My Testimony for Senate Internet of Things Hearing

by on February 11, 2015 · 0 comments

This morning at 9:45, the Senate Committee on Commerce, Science, and Transportation is holding a full committee hearing entitled, “The Connected World: Examining the Internet of Things.” According to the Committee press release, the hearing “will focus on how devices — from home heating systems controlled by users online, to wearable devices that track health and activity with the help of Internet-based analytics — will be made smarter and more dynamic through Internet technologies. Government agencies like the Federal Trade Commission, however, are already considering possible changes to the law that could have the unintended consequence of slowing innovation.”

It is my pleasure to have been invited to testify at this hearing. I’ve long had an interest in the policy issues surrounding the Internet of Things. All my relevant research products can be found online here, including my latest law review article, “The Internet of Things and Wearable Technology Addressing Privacy and Security Concerns without Derailing Innovation.

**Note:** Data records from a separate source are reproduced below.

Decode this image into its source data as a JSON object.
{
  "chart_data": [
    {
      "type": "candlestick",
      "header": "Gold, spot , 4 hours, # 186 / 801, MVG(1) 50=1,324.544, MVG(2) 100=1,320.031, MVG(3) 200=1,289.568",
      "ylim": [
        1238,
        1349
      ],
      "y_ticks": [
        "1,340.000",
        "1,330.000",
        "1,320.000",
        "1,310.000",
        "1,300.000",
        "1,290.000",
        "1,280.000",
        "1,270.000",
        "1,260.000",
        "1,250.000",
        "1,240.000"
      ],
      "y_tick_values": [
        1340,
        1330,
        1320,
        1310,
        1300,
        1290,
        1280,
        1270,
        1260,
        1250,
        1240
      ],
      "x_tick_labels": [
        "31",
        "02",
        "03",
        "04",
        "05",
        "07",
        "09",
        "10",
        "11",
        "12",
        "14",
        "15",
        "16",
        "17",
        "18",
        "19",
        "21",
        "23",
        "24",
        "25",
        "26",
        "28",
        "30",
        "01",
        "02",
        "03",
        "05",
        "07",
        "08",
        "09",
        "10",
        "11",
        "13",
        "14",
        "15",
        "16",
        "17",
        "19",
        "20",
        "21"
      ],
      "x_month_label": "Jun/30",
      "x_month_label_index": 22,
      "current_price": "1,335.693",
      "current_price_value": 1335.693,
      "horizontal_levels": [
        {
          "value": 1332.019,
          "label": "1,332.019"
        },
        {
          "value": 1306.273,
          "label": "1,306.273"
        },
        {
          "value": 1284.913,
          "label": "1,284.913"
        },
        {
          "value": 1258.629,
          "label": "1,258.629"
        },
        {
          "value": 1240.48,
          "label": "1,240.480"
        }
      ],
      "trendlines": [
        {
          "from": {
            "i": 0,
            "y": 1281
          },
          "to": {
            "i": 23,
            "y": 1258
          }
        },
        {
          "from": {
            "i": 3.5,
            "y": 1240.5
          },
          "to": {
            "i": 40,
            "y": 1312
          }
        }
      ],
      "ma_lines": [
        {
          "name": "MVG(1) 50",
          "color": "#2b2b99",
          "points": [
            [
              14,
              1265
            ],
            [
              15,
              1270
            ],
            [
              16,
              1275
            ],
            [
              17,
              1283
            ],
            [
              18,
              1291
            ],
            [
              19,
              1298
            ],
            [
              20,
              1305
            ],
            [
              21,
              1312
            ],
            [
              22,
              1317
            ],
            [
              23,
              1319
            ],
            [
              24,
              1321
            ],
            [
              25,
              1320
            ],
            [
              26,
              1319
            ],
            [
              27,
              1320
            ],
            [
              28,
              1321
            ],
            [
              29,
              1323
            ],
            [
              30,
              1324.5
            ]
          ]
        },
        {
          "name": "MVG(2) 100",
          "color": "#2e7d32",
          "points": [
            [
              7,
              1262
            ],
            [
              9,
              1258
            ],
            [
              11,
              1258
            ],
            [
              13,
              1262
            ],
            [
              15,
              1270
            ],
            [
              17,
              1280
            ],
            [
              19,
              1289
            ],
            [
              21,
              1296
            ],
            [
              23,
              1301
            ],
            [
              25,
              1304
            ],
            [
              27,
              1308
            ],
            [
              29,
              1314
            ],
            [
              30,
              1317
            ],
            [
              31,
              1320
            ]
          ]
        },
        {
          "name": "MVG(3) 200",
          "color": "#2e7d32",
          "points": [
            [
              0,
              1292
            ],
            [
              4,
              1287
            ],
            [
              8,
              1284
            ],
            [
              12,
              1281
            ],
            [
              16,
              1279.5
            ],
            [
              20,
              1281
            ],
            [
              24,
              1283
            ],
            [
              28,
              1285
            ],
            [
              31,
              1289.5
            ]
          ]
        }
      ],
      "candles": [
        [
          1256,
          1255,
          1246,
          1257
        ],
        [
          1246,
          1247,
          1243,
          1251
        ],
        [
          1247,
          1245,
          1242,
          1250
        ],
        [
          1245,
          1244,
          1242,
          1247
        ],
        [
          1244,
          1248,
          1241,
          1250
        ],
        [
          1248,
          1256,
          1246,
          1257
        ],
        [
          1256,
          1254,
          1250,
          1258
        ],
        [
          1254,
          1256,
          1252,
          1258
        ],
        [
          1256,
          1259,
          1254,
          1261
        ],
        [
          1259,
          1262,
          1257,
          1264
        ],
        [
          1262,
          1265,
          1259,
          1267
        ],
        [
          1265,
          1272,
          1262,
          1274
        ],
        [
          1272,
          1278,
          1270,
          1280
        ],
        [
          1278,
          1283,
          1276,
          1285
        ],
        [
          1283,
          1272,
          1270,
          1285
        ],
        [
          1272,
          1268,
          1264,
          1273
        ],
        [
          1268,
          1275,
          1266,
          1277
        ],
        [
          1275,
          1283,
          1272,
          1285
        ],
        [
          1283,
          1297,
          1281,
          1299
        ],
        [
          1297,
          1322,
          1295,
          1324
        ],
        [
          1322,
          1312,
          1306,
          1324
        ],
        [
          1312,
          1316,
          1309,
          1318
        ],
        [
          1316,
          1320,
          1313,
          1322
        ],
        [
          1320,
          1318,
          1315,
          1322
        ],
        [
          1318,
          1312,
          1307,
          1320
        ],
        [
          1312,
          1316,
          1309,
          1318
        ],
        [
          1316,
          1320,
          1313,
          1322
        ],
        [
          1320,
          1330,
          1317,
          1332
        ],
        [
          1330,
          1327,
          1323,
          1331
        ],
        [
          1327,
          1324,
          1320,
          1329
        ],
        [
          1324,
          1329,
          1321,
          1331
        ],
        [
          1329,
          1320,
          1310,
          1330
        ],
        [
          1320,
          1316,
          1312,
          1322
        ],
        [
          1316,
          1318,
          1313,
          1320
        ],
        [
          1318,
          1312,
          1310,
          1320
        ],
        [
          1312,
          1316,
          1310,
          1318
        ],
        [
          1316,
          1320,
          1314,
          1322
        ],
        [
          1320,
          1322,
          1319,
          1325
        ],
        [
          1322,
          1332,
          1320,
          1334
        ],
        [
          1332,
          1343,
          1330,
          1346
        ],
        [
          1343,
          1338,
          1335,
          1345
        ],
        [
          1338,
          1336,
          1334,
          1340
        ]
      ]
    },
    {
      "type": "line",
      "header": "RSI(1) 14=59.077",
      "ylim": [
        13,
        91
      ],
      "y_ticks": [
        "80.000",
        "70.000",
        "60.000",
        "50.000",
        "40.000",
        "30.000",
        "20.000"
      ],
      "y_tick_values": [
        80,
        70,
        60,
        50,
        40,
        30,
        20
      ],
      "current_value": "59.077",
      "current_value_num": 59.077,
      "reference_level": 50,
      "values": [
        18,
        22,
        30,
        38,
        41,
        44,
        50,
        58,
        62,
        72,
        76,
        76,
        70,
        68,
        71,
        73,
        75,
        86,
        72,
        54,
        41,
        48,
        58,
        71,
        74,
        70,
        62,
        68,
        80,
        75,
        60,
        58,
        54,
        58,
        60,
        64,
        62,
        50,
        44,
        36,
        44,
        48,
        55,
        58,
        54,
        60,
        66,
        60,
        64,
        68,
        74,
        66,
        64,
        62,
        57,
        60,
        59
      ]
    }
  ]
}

My testimony, which can be found on the Mercatus Center website here, begins by highlighting the three general conclusions of my work:

  1. First, the Internet of Things offers compelling benefits to consumers, companies, and our country’s national competitiveness that will only be achieved by adopting a flexible policy regime for this fast-moving space.
  2. Second, while there are formidable privacy and security challenges associated with the Internet of Things, top-down or one-size-fits-all regulation will limit innovative opportunities.
  3. Third, with those first two points in mind, we should seek alternative and less costly approaches to protecting privacy and security that rely on education, empowerment, and targeted enforcement of existing legal mechanisms. Long-term privacy and security protection requires a multifaceted approach incorporating many flexible solutions.

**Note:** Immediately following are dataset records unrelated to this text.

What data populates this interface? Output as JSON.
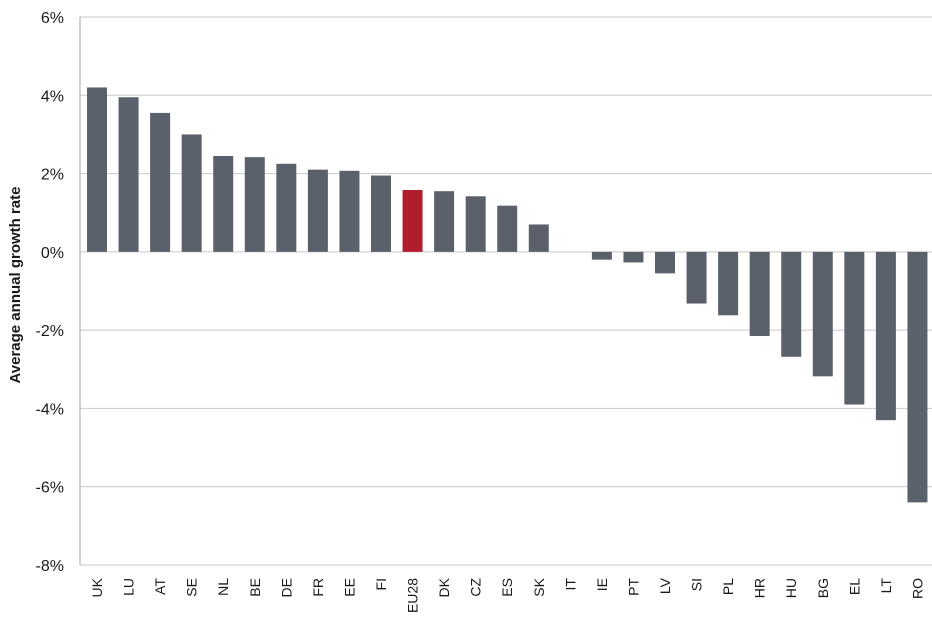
{
  "chart_data": {
    "type": "bar",
    "title": "",
    "xlabel": "",
    "ylabel": "Average annual growth rate",
    "ylim": [
      -8,
      6
    ],
    "yticks": [
      6,
      4,
      2,
      0,
      -2,
      -4,
      -6,
      -8
    ],
    "ytick_format": "%",
    "grid": true,
    "categories": [
      "UK",
      "LU",
      "AT",
      "SE",
      "NL",
      "BE",
      "DE",
      "FR",
      "EE",
      "FI",
      "EU28",
      "DK",
      "CZ",
      "ES",
      "SK",
      "IT",
      "IE",
      "PT",
      "LV",
      "SI",
      "PL",
      "HR",
      "HU",
      "BG",
      "EL",
      "LT",
      "RO"
    ],
    "values": [
      4.2,
      3.95,
      3.55,
      3.0,
      2.45,
      2.42,
      2.25,
      2.1,
      2.07,
      1.95,
      1.58,
      1.55,
      1.42,
      1.18,
      0.7,
      0.0,
      -0.2,
      -0.27,
      -0.55,
      -1.32,
      -1.62,
      -2.15,
      -2.68,
      -3.18,
      -3.9,
      -4.3,
      -6.4
    ],
    "highlight_category": "EU28",
    "colors": {
      "bar": "#5a616b",
      "highlight": "#b01e2e",
      "grid": "#c9c9c9",
      "axis": "#a6a6a6"
    }
  }
}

I continue on to elaborate on each point and then conclude my testimony on a note of optimism:

we should also never forget that, no matter how disruptive these new technologies may be in the short term, we humans have an extraordinary ability to adapt to technological change and bounce back from adversity. That same resilience will be true for the Internet of Things. We should remain patient and continue to embrace permissionless innovation to ensure that the Internet of Things thrives and American consumers and companies continue to be global leaders in the digital economy.

My testimony also includes 7 appendices offering more detail for those interested.  Two of those appendices focus on defining the parameters of the Internet of Things as then documenting the projected economic impact associated with this rapidly-growing market.  The other appendices reproduce essays I have published here before, including articles about the Federal Trade Commission’s recent Internet of Things report as well as my thoughts on how to craft a nonpartisan policy vision for the Internet of Things.